Jan. 18: According to a report on’s property website, Jiayuan Group’s actual controller (also the actual controller of Jiayuan International) was scrapping plans to issue a short-term financing bond (250 million yuan basic issuance amount capped at 500 million yuan) in Q1 2019.

Our take:
1. Jiayuan International is considered a “dark horse” among the Hong Kong-listed mainland property developers. The company was listed in Hong Kong in March 2016, and its share price rose 500 percent in two years.

We believe that the sudden collapse of Jiayuan shares is a sign that the mainland property bubble is in danger of bursting and the market is very concerned about the debt risk of Chinese property developers.

2. The People’s Bank of China’s relaxation of financing restrictions last year saw mainland property developers initiate new waves of intense fundraising in November 2018. Since the start of 2019, developers have been announcing new financing plans virtually every day; to date, there are over 30 financing plans with a total scale of more than 80 billion yuan.
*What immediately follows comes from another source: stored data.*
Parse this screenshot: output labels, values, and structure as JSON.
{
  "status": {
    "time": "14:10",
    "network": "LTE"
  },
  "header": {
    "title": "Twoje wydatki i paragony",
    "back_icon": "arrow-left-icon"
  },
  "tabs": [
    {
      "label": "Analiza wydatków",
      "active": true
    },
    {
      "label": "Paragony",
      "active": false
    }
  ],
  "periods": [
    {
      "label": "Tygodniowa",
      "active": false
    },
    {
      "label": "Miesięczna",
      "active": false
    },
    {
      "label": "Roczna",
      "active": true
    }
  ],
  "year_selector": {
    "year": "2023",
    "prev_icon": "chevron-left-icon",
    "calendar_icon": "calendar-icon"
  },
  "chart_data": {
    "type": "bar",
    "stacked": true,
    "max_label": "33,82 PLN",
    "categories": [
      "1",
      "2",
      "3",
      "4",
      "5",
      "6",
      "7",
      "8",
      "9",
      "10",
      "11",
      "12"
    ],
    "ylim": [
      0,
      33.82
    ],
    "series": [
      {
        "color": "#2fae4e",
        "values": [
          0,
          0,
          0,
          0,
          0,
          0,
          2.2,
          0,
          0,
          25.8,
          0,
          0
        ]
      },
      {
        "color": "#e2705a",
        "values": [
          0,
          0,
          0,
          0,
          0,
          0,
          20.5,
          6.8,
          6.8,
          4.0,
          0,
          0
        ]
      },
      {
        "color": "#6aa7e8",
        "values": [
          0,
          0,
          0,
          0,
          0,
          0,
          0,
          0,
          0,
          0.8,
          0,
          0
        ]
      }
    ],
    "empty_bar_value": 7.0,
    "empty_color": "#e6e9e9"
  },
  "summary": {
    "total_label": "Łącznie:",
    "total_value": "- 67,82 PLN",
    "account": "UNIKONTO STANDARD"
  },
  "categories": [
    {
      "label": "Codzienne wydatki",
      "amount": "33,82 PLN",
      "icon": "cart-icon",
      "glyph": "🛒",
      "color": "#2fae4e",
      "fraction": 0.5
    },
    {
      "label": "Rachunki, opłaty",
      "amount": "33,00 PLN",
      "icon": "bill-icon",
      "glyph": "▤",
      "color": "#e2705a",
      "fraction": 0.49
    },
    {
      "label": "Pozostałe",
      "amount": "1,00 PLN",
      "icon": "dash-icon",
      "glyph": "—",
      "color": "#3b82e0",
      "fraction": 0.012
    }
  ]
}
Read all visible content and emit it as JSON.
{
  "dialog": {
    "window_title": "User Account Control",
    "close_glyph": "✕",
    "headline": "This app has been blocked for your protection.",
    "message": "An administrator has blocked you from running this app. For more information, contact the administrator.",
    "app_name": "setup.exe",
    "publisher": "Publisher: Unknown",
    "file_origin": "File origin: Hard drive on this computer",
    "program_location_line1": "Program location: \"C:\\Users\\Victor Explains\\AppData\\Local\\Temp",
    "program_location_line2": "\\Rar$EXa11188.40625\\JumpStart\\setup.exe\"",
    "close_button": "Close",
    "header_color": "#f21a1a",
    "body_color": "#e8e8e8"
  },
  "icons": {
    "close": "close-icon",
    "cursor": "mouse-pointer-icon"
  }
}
Many of the property companies are seeking financing to repay soon-to-expire debts, whose annual interest rates are steadily increasing.

For example, Chinese property developer Modern Land issued a $150 million senior note (interest rate of 15.5 percent) on Dec. 20, 2018. Of the $150 million, $147 million is meant for debt refinancing.

On Jan. 4, R&F Properties announced that it plans to issue 9 billion yuan worth of bonds to repay some of the bonds that will be sold back in 2019. To date, R&F has issued 7.02 billion yuan of bonds at a 7 percent interest rate. According to incomplete data from mainland media, R&F issued at least 26 bonds in 2018 with a total financing amount of over 50 billion yuan.

3. The Sino-U.S. trade war has worsened China’s economic downturn and caused the country’s consumption to shrink greatly. The deteriorating economic conditions have also led to growing business failure and rising unemployment.

Likewise, China’s property sector took a hit in 2018 with slower sales during China’s Golden Week despite steep discounts for housing. With residential leverage ratios hitting a peak, China’s property markets look bleak. Housing sales in 2019 could prove to be very pessimistic.

4. Mainland property developers like Jiayuan Group will likely face severe financing problems in 2019 owing to their reliance on foreign funding in recent years.

Developers turned to overseas financing because domestic policy at the time was restricting the flow of funding to the property sector. Concurrently there were ample funds from abroad due to U.S. quantitative easing policies and very low Federal Reserve interest rates.

Many developers issued five-year bonds in 2013 and 2014. That means that 2018 and 2019 are the peak period for repayments. With the renminbi depreciating by nearly 10 percent in 2018, however, mainland property developers suddenly find themselves having to pay more to finance their overseas debt.

5. We believe that China’s property bubble is at risk of bursting in 2019 if the Sino-U.S. trade war intensifies.

In our China 2019 outlook, we predicted that “a few major property companies could file for bankruptcy” this year.